Restaurants, salons and gyms face the same pattern. One branch runs an offer, another does not. One gym package includes a trainer, another is access only. One salon branch has senior stylists with different pricing. If public pages do not separate this, AI answers may flatten the business into one price table that never existed.
I call this shilling drift: a Kenyan price figure moving away from its original service, branch or date until it becomes a confident but unsupported recommendation detail.
Shilling drift is especially likely when old images are stronger than current text. Images can be indexed, copied, screenshotted, reposted or described by others. A current page with clear wording can compete with that drift. A weak current page cannot.
The branch correction does not need to be long. “Prices differ between the main clinic and satellite room.” “This offer applies only to the Kilimani branch.” “The Langata evening menu is listed separately.” “Monthly gym membership does not include personal training unless stated.” These sentences are small fences. They keep a number in its own field.
The safest price answer may be a controlled range
Some businesses can publish exact prices. They should do so cleanly, with dates and scope. Others need ranges or confirmation language. The question is not whether the price wording is perfect. The question is whether it prevents the answer engine from guessing beyond the evidence.
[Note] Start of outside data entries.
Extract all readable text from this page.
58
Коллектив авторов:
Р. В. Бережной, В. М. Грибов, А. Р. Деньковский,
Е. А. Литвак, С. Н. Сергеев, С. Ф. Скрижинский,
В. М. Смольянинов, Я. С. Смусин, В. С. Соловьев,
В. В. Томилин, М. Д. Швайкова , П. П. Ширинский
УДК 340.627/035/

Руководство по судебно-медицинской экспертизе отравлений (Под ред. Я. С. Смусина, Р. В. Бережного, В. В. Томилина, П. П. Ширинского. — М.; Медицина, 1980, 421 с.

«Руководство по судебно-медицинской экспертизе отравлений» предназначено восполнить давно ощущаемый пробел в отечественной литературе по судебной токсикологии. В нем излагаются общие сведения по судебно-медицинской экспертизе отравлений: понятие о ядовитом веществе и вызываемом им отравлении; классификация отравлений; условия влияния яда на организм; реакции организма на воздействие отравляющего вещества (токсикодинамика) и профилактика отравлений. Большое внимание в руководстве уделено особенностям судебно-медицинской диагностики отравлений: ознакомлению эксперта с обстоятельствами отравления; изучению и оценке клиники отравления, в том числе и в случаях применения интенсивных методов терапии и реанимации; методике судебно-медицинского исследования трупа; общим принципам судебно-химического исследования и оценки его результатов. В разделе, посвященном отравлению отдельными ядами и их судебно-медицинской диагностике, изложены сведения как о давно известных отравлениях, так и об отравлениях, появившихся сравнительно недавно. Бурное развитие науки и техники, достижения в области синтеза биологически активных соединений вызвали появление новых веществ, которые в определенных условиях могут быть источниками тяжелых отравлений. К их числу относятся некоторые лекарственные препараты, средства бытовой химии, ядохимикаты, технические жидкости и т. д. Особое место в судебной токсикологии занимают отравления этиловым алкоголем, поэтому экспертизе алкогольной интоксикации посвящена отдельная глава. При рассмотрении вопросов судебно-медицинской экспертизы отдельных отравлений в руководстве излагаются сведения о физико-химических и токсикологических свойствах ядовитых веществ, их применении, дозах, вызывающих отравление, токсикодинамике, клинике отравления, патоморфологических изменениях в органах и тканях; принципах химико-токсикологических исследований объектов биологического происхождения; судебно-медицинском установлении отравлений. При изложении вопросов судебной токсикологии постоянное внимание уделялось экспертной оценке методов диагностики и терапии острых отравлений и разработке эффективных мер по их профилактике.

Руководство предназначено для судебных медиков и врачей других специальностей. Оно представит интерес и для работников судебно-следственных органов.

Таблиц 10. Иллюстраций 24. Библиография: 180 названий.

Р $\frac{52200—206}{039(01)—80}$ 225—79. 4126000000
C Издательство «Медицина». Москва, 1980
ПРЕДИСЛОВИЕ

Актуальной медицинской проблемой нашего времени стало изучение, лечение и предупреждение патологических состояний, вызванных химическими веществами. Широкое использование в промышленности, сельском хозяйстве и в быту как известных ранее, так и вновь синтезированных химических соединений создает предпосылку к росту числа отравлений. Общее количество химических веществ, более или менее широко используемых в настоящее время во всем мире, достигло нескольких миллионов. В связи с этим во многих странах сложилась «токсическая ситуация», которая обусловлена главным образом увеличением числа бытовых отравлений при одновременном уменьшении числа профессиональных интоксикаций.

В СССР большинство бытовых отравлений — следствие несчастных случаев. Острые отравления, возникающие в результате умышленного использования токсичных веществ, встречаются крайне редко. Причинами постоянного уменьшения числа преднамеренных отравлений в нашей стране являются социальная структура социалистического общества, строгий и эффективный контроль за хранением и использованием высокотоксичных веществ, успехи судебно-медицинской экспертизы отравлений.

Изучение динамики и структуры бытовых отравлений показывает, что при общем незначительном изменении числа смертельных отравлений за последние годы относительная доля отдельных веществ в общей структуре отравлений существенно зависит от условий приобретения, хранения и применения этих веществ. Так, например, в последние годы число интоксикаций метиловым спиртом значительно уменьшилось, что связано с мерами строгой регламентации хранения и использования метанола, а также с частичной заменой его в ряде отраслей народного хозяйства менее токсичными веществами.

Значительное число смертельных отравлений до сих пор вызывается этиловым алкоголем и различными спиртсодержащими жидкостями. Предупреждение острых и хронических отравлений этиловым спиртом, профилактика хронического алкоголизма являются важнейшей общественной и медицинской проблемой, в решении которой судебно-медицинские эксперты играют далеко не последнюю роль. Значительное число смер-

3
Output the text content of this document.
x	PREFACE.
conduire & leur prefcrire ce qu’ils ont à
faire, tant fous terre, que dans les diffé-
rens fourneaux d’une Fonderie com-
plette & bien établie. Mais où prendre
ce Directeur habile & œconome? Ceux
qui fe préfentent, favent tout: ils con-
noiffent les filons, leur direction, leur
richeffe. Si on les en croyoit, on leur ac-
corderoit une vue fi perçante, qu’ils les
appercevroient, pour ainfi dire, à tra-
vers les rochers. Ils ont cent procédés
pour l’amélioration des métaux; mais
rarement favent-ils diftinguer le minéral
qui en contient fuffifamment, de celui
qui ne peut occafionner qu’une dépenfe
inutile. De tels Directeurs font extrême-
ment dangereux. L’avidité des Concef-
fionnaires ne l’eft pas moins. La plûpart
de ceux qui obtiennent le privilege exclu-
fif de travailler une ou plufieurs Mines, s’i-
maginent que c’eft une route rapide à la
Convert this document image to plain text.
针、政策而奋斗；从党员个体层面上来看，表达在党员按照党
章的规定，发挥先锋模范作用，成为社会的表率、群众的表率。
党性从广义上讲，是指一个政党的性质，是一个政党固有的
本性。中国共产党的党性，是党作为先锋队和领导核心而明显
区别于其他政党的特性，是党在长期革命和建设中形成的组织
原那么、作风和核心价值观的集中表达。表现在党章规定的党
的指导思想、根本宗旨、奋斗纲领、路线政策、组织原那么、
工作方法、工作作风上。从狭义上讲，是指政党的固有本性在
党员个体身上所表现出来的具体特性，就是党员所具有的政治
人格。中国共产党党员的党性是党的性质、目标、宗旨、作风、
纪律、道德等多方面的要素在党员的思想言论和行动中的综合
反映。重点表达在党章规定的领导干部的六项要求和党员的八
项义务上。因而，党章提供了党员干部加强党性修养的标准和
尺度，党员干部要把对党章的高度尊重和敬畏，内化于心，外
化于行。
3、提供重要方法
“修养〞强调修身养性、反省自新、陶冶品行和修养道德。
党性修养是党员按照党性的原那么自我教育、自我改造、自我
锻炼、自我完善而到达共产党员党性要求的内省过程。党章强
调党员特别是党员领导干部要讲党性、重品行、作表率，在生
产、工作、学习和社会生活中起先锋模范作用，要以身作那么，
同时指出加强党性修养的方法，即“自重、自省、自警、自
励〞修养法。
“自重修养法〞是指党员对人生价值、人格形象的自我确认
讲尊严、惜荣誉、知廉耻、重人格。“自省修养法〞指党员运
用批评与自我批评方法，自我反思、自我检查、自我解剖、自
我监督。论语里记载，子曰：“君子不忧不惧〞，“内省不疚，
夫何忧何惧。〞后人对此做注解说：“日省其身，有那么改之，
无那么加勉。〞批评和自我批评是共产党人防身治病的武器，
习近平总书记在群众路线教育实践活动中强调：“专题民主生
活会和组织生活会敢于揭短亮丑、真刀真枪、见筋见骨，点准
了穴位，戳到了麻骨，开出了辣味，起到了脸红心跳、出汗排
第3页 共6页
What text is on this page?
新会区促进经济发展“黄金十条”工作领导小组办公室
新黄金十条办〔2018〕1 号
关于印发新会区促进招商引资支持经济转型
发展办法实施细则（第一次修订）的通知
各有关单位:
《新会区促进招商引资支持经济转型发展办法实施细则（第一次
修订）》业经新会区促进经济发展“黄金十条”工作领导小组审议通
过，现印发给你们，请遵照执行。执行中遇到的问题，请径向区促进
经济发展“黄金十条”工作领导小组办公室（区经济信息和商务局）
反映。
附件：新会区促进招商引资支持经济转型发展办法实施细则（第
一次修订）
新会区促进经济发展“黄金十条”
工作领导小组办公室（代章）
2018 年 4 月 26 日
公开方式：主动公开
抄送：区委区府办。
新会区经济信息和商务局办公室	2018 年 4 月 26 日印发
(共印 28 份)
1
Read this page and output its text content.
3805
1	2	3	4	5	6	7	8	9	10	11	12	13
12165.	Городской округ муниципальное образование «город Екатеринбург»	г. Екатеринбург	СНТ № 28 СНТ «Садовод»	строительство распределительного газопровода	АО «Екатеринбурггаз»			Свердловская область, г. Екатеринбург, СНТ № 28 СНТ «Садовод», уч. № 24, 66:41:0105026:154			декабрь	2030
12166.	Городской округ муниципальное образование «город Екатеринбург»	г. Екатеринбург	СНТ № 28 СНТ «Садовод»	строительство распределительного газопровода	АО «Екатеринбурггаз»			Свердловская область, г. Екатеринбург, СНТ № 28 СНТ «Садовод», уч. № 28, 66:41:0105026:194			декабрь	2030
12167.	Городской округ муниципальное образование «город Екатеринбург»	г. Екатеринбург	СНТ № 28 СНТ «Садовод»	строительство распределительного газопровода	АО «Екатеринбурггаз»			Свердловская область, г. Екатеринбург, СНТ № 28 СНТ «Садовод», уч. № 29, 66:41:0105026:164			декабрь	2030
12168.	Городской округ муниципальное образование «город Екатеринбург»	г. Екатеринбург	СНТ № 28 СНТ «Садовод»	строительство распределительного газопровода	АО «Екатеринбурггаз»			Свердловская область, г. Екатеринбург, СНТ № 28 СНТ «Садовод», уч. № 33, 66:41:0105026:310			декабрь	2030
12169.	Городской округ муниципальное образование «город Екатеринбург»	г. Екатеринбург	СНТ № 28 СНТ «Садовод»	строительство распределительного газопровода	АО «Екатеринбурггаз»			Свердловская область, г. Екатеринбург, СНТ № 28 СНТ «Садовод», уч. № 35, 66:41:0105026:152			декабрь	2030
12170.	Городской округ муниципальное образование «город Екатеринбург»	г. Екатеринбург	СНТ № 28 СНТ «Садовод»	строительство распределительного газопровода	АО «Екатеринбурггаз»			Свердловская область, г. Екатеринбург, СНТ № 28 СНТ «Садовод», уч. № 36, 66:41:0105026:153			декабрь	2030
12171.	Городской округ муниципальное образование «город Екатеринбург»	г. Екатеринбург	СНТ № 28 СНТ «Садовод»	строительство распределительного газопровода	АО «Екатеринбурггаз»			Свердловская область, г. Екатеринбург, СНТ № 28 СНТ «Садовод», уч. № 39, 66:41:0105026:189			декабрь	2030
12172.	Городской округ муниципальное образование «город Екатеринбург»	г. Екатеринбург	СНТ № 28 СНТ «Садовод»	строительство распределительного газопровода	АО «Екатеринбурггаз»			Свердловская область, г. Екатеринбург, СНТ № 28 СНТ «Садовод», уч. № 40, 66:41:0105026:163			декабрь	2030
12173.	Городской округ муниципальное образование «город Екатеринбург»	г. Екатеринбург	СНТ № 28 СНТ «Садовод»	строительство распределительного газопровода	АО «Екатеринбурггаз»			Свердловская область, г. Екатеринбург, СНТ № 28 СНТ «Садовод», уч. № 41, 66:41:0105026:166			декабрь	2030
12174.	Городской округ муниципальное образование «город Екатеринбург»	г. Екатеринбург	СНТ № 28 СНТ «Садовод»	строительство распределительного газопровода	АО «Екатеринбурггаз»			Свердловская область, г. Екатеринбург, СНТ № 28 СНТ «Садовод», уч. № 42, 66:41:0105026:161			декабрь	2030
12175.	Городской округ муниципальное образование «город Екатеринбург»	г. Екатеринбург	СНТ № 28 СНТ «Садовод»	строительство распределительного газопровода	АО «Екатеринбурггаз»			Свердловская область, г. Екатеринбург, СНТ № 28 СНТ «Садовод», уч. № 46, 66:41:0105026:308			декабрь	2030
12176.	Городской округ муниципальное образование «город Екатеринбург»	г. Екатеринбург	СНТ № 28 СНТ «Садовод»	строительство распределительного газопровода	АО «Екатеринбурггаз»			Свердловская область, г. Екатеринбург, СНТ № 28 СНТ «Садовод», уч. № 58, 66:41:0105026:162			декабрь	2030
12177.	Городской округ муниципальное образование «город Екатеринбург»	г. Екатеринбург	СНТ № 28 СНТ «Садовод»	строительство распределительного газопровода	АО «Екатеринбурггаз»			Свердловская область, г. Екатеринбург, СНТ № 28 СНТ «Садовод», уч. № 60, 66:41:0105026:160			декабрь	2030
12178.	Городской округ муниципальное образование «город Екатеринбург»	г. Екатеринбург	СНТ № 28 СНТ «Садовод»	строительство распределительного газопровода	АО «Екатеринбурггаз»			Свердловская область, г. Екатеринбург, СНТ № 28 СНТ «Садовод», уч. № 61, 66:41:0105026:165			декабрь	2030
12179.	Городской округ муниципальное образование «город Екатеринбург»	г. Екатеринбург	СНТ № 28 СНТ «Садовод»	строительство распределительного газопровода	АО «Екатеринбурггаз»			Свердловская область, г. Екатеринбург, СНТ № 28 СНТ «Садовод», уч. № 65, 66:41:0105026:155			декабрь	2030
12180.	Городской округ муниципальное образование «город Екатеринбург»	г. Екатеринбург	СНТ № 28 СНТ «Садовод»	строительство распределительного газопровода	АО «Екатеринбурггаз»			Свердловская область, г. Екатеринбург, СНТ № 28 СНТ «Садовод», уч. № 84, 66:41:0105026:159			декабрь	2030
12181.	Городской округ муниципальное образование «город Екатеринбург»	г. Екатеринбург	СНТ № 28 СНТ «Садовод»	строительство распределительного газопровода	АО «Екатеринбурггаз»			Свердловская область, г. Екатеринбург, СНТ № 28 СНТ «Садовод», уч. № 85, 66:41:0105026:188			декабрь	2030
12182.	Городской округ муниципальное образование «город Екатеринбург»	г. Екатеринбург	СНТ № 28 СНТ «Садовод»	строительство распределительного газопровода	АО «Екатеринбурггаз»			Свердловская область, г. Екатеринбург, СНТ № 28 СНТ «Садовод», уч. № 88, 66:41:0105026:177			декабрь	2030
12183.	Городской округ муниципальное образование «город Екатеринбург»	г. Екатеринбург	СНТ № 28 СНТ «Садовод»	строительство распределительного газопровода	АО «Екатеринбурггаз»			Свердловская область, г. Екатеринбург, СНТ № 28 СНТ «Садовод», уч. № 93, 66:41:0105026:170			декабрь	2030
A controlled range can work when the variable is clear. “Braids range within a stated low-to-high band depending on style and hair length, confirmed before work starts.” “Delivery within this radius starts from the listed base fee, with the final fee confirmed before dispatch.” “Walk-in consultation is priced separately from tests and treatment.” The exact figures depend on the business, and I avoid inventing them in an audit. The structure is what matters.
A current price page should also connect to other surfaces. Map description, website, menu page, social profile and branch pages do not need to repeat every number, but they should point to the same current source. When one surface says “see current menu,” another says “prices vary,” and a third still shows an old offer without a label, the trail remains messy.
For the clinic scenario, I would want one source of truth for service pricing, one clear statement about what varies, one M-Pesa note if payment matters, and one branch distinction between the main clinic and satellite room. Then I would look at the old fragments and label or outweigh them with current proof.
The business cannot control every AI answer. No one can. It can control whether the public price trail looks like a set of loose coins on a counter or a receipt with lines a customer can read.
The Recommendation Trace — A customer asks: “What is the price in shillings for this Kenyan service?” The answer needs one repeatable proof fragment: the service name, price basis, branch and freshness marker. The grounding detail is whether the figure applies now, to this location, and to the full service or only one part. Repeatable sentence: “This Nakuru clinic confirms walk-in consultation prices before service and separates consultation, test and package costs.”